From NPR's Ask a Banker, here is a great primer on derivatives from Matt Levine. Excerpt:
I will tell you what a derivative is, but I will take a while to get there, and since I won't use words like "put option" or "synthetic CDO" you may feel cheated. That is okay. If you want to understand derivatives, you must learn to live with uncertainty, and also with feeling cheated.
In your finance textbook, if you have one, which I hope you don't because I'm just making this up, a derivative is defined as a contract whose payoffs are determined by reference to the price of some underlying variable. Derivatives, which include options, futures, forwards and swaps, allow levered and/or nonlinear bets and ...
... and let's start somewhere else.
There is a world. That world will have a future, and that future is uncertain. There are different possible states of the world, and different things will happen to you in those different states. If it's cold this winter, you will be sad, or perhaps happy if that's what you're into. If it rains tomorrow, you will get wet. If you take an economics course, you will start to talk like this.
If you are a company or an investment fund, the outcomes that you care about can pretty much be reduced to money: if it's cold this winter, individual workers and managers might be happy or sad, but the company has no feelings. The company just has money. If it's cold this winter, the company might have more money, if it's an oil company, because people will buy more oil to heat their homes. Or it might have less money, if it's in the agriculture business, because its crops will freeze. Or it might have the same amount of money, if it's, like, Facebook or whatever.
One thing you can do is graph future states of the world versus the amount of money you will have in those states. So for instance here is the money that an oil company will make this year (y-axis), graphed against the temperature this winter (x-axis):
The world is not this simple.
This is a simple chart but you should see immediately that it's wrong, or at least not right.

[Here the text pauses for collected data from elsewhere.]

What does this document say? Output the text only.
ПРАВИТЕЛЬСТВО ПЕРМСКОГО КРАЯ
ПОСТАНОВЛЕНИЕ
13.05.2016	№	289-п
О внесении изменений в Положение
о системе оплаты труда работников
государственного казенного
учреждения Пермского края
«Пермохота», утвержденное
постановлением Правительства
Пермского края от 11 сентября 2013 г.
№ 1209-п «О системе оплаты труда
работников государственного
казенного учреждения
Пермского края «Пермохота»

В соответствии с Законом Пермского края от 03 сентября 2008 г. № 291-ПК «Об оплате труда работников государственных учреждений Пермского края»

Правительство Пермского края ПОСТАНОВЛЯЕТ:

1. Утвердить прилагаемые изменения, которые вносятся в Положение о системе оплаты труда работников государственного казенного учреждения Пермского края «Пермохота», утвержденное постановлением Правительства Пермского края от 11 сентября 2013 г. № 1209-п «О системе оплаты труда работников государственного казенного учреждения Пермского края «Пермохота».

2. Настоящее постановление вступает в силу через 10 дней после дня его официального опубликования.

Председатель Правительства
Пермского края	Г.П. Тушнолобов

Of course you can't predict how much money an oil company will make just by knowing the weather: there are many other things going on.

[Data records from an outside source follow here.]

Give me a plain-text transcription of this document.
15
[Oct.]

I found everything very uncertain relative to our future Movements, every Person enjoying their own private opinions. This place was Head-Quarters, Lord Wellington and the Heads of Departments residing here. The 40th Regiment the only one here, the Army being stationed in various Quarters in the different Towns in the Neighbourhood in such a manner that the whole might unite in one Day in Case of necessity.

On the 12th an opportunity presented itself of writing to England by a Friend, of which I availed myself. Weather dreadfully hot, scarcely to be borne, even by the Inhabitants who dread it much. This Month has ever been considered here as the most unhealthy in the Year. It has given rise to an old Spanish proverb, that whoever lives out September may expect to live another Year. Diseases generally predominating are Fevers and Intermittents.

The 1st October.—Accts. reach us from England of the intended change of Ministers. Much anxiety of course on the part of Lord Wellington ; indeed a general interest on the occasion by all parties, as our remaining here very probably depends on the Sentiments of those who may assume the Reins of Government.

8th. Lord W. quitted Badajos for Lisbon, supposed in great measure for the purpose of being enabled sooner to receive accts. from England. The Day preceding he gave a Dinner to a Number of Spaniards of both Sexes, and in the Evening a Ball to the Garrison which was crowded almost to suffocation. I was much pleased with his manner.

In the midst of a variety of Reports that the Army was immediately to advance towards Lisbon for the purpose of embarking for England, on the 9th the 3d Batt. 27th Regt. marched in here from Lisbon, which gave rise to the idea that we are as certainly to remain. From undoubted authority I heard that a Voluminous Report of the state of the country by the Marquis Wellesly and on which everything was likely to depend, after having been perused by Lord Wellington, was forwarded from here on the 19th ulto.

Matt follows this intro with more great charts and graphs to explain hedging, prediction, and risk in the derivatives market, and concludes with "Next time, maybe: What I did in banking, or, derivatives for regulatory arbitrage, or, why everything above was false." Levine also wrote "What Investment Bankers Do All Day," another snarky and fascinating piece ("The short answer: nothing. The long answer: They're "obsequious and needy" "middlemen" who find people looking to invest money).